I'll admit being short Chipotle (CMG) has been no "fun and games". The fact is, I have had my head served to me on platter in the process. I have justified holding the position as sort of a hedge /insurance policy against some of my other long positions. I'm also too stubborn to give up now, especially after the shares have become even more ridiculously priced. What if I cover and suddenly CMG suffers the same fate as NFLX? I would be devastated to be out of the position and then miss out on a huge opportunity for redemption, during the share's subsequent implosion process.
Earnings growth is contracting: In 2012, CMG is expected to grow its earnings 27.7% from $6.81 to $8.70, while in 2013, its growth rate is expected to contract 12% or 320 basis points to 24.5%, as earnings of $10.84 are forecasted. That means the shares possess a very generous forward multiple of 44 times 2102 estimates and 36 times 2013 estimates.
The stock's PEG ratio of 2.05, which takes its growth prospects into consideration, is also sending out a bearish signal (below 1.0 is bullish). Why is CMG's multiple three times higher than AAPL's, even though AAPL's earnings growth rate is actually higher? It just makes no sense, and sooner rather than later, Mr. Market will come to its senses and price CMG accordingly.
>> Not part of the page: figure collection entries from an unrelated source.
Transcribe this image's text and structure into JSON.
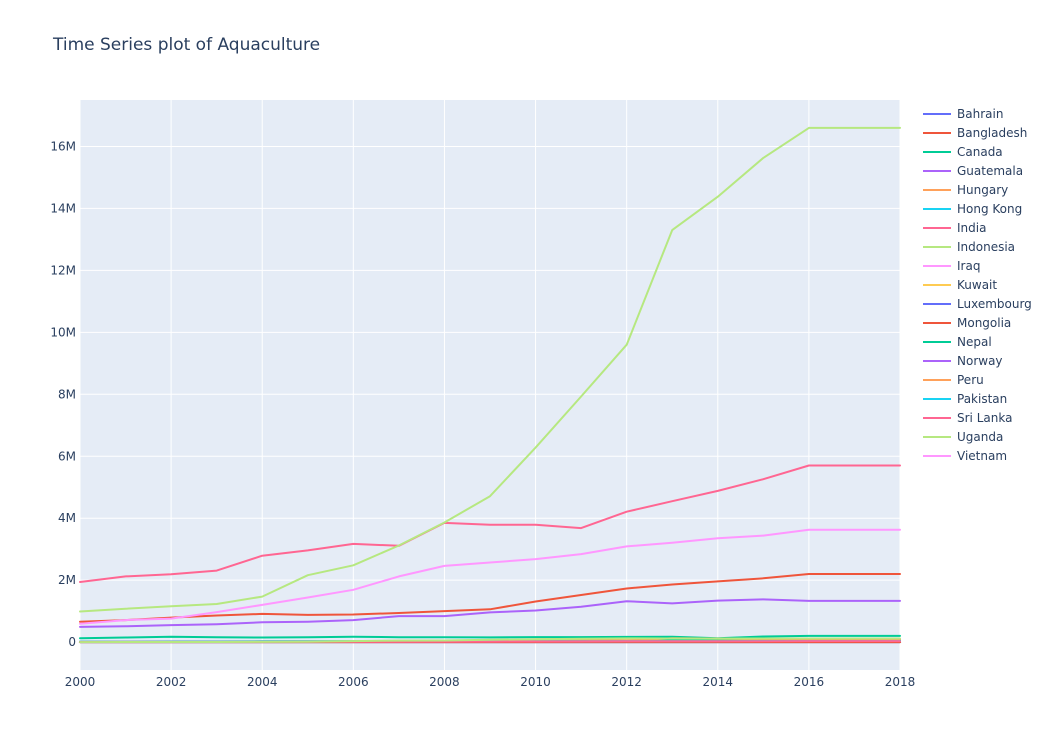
{
  "chart_data": {
    "type": "line",
    "title": "Time Series plot of Aquaculture",
    "xlabel": "",
    "ylabel": "",
    "xlim": [
      2000,
      2018
    ],
    "ylim": [
      -900000,
      17500000
    ],
    "x_ticks": [
      2000,
      2002,
      2004,
      2006,
      2008,
      2010,
      2012,
      2014,
      2016,
      2018
    ],
    "x_tick_labels": [
      "2000",
      "2002",
      "2004",
      "2006",
      "2008",
      "2010",
      "2012",
      "2014",
      "2016",
      "2018"
    ],
    "y_ticks": [
      0,
      2000000,
      4000000,
      6000000,
      8000000,
      10000000,
      12000000,
      14000000,
      16000000
    ],
    "y_tick_labels": [
      "0",
      "2M",
      "4M",
      "6M",
      "8M",
      "10M",
      "12M",
      "14M",
      "16M"
    ],
    "grid": true,
    "legend_position": "right",
    "x": [
      2000,
      2001,
      2002,
      2003,
      2004,
      2005,
      2006,
      2007,
      2008,
      2009,
      2010,
      2011,
      2012,
      2013,
      2014,
      2015,
      2016,
      2017,
      2018
    ],
    "series": [
      {
        "name": "Bahrain",
        "color": "#636efa",
        "values": [
          0,
          0,
          0,
          0,
          0,
          0,
          0,
          0,
          0,
          0,
          0,
          0,
          0,
          0,
          0,
          0,
          0,
          0,
          0
        ]
      },
      {
        "name": "Bangladesh",
        "color": "#EF553B",
        "values": [
          660000,
          710000,
          790000,
          860000,
          910000,
          880000,
          890000,
          940000,
          1000000,
          1060000,
          1310000,
          1520000,
          1730000,
          1860000,
          1960000,
          2060000,
          2200000,
          2200000,
          2200000
        ]
      },
      {
        "name": "Canada",
        "color": "#00cc96",
        "values": [
          125000,
          150000,
          172000,
          158000,
          148000,
          155000,
          172000,
          159000,
          157000,
          152000,
          161000,
          163000,
          168000,
          173000,
          128000,
          180000,
          200000,
          200000,
          200000
        ]
      },
      {
        "name": "Guatemala",
        "color": "#ab63fa",
        "values": [
          5000,
          5000,
          5000,
          5000,
          6000,
          6000,
          6000,
          6000,
          7000,
          7000,
          7000,
          7000,
          8000,
          8000,
          8000,
          9000,
          9000,
          9000,
          9000
        ]
      },
      {
        "name": "Hungary",
        "color": "#FFA15A",
        "values": [
          12000,
          13000,
          12000,
          12000,
          14000,
          14000,
          15000,
          15000,
          15000,
          15000,
          14000,
          14000,
          15000,
          15000,
          15000,
          16000,
          17000,
          17000,
          17000
        ]
      },
      {
        "name": "Hong Kong",
        "color": "#19d3f3",
        "values": [
          3000,
          3000,
          3000,
          3000,
          3000,
          3000,
          3000,
          3000,
          3000,
          3000,
          3000,
          3000,
          3000,
          3000,
          3000,
          3000,
          3000,
          3000,
          3000
        ]
      },
      {
        "name": "India",
        "color": "#FF6692",
        "values": [
          1940000,
          2120000,
          2190000,
          2310000,
          2790000,
          2960000,
          3170000,
          3110000,
          3850000,
          3790000,
          3790000,
          3680000,
          4210000,
          4550000,
          4880000,
          5260000,
          5700000,
          5700000,
          5700000
        ]
      },
      {
        "name": "Indonesia",
        "color": "#B6E880",
        "values": [
          990000,
          1080000,
          1160000,
          1230000,
          1470000,
          2160000,
          2480000,
          3120000,
          3860000,
          4710000,
          6280000,
          7930000,
          9600000,
          13300000,
          14380000,
          15630000,
          16600000,
          16600000,
          16600000
        ]
      },
      {
        "name": "Iraq",
        "color": "#FF97FF",
        "values": [
          20000,
          20000,
          17000,
          18000,
          19000,
          20000,
          20000,
          18000,
          19000,
          21000,
          25000,
          27000,
          28000,
          29000,
          30000,
          31000,
          32000,
          32000,
          32000
        ]
      },
      {
        "name": "Kuwait",
        "color": "#FECB52",
        "values": [
          400,
          400,
          400,
          400,
          400,
          400,
          400,
          400,
          400,
          400,
          400,
          400,
          400,
          400,
          400,
          400,
          400,
          400,
          400
        ]
      },
      {
        "name": "Luxembourg",
        "color": "#636efa",
        "values": [
          0,
          0,
          0,
          0,
          0,
          0,
          0,
          0,
          0,
          0,
          0,
          0,
          0,
          0,
          0,
          0,
          0,
          0,
          0
        ]
      },
      {
        "name": "Mongolia",
        "color": "#EF553B",
        "values": [
          0,
          0,
          0,
          0,
          0,
          0,
          0,
          0,
          0,
          0,
          0,
          0,
          0,
          0,
          0,
          0,
          0,
          0,
          0
        ]
      },
      {
        "name": "Nepal",
        "color": "#00cc96",
        "values": [
          17000,
          18000,
          19000,
          20000,
          22000,
          24000,
          26000,
          28000,
          32000,
          36000,
          40000,
          45000,
          49000,
          52000,
          55000,
          58000,
          62000,
          62000,
          62000
        ]
      },
      {
        "name": "Norway",
        "color": "#ab63fa",
        "values": [
          490000,
          510000,
          550000,
          580000,
          640000,
          660000,
          710000,
          840000,
          840000,
          960000,
          1020000,
          1140000,
          1320000,
          1250000,
          1340000,
          1380000,
          1330000,
          1330000,
          1330000
        ]
      },
      {
        "name": "Peru",
        "color": "#FFA15A",
        "values": [
          7000,
          8000,
          11000,
          14000,
          23000,
          27000,
          28000,
          39000,
          44000,
          44000,
          89000,
          92000,
          52000,
          126000,
          115000,
          90000,
          100000,
          100000,
          100000
        ]
      },
      {
        "name": "Pakistan",
        "color": "#19d3f3",
        "values": [
          18000,
          20000,
          22000,
          24000,
          25000,
          26000,
          27000,
          28000,
          29000,
          30000,
          30000,
          31000,
          32000,
          33000,
          34000,
          35000,
          36000,
          36000,
          36000
        ]
      },
      {
        "name": "Sri Lanka",
        "color": "#FF6692",
        "values": [
          8000,
          9000,
          10000,
          11000,
          12000,
          13000,
          14000,
          15000,
          16000,
          17000,
          20000,
          22000,
          25000,
          28000,
          30000,
          31000,
          32000,
          32000,
          32000
        ]
      },
      {
        "name": "Uganda",
        "color": "#B6E880",
        "values": [
          2000,
          3000,
          4000,
          5000,
          6000,
          10000,
          32000,
          50000,
          52000,
          76000,
          95000,
          110000,
          119000,
          117000,
          112000,
          117000,
          118000,
          118000,
          118000
        ]
      },
      {
        "name": "Vietnam",
        "color": "#FF97FF",
        "values": [
          590000,
          710000,
          760000,
          970000,
          1200000,
          1440000,
          1690000,
          2120000,
          2460000,
          2570000,
          2680000,
          2840000,
          3090000,
          3210000,
          3350000,
          3440000,
          3630000,
          3630000,
          3630000
        ]
      }
    ]
  }
}
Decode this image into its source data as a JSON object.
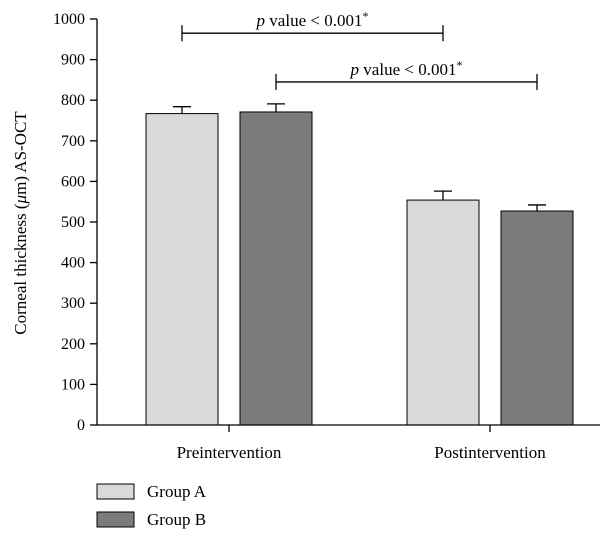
{
  "chart_data": {
    "type": "bar",
    "categories": [
      "Preintervention",
      "Postintervention"
    ],
    "series": [
      {
        "name": "Group A",
        "values": [
          767,
          554
        ],
        "errors": [
          17,
          22
        ],
        "color": "#d9d9d9"
      },
      {
        "name": "Group B",
        "values": [
          771,
          527
        ],
        "errors": [
          20,
          15
        ],
        "color": "#7b7b7d"
      }
    ],
    "title": "",
    "xlabel": "",
    "ylabel_pre": "Corneal thickness (",
    "ylabel_mu": "μ",
    "ylabel_post": "m) AS-OCT",
    "ylim": [
      0,
      1000
    ],
    "yticks": [
      0,
      100,
      200,
      300,
      400,
      500,
      600,
      700,
      800,
      900,
      1000
    ],
    "legend_position": "bottom-left",
    "annotations": [
      {
        "p": "p",
        "rest": " value < 0.001",
        "sup": "*",
        "from_bar": "Preintervention:Group A",
        "to_bar": "Postintervention:Group A",
        "y": 965
      },
      {
        "p": "p",
        "rest": " value < 0.001",
        "sup": "*",
        "from_bar": "Preintervention:Group B",
        "to_bar": "Postintervention:Group B",
        "y": 845
      }
    ]
  }
}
The analysts are still cheerleading: Although the average one year analyst target price of $383 has already been eclipsed, the shares are still 17% lower, than the highest target of $450. On the flip side, the shares are 33% above their most bearish analyst target of $260, implying more risk than reward. Exacerbating the problem is the fact that as more target prices are met, the chances that a downgrade will occur based on valuation purposes increase exponentially.
Follow the insiders: During the last six months CMG's insiders have sold 81,656 shares or roughly 15% of their entire holdings.The company's CFO, Jack Hartung, has already sold 15,000 shares since the beginning of the year. I guess he is taking advantage of the huge surge, as just two years ago, the shares were crossing the tape at just $104.
Bottom line: CMG's risk is higher than its reward at this juncture. Why hang around for a possible 20% return when the risk exposure is twice that amount? I have been dead wrong shorting this stock and have paid dearly for it, but in reality, "every dog has his day" and this "dog short" is more than ready to finally payoff in a very big way!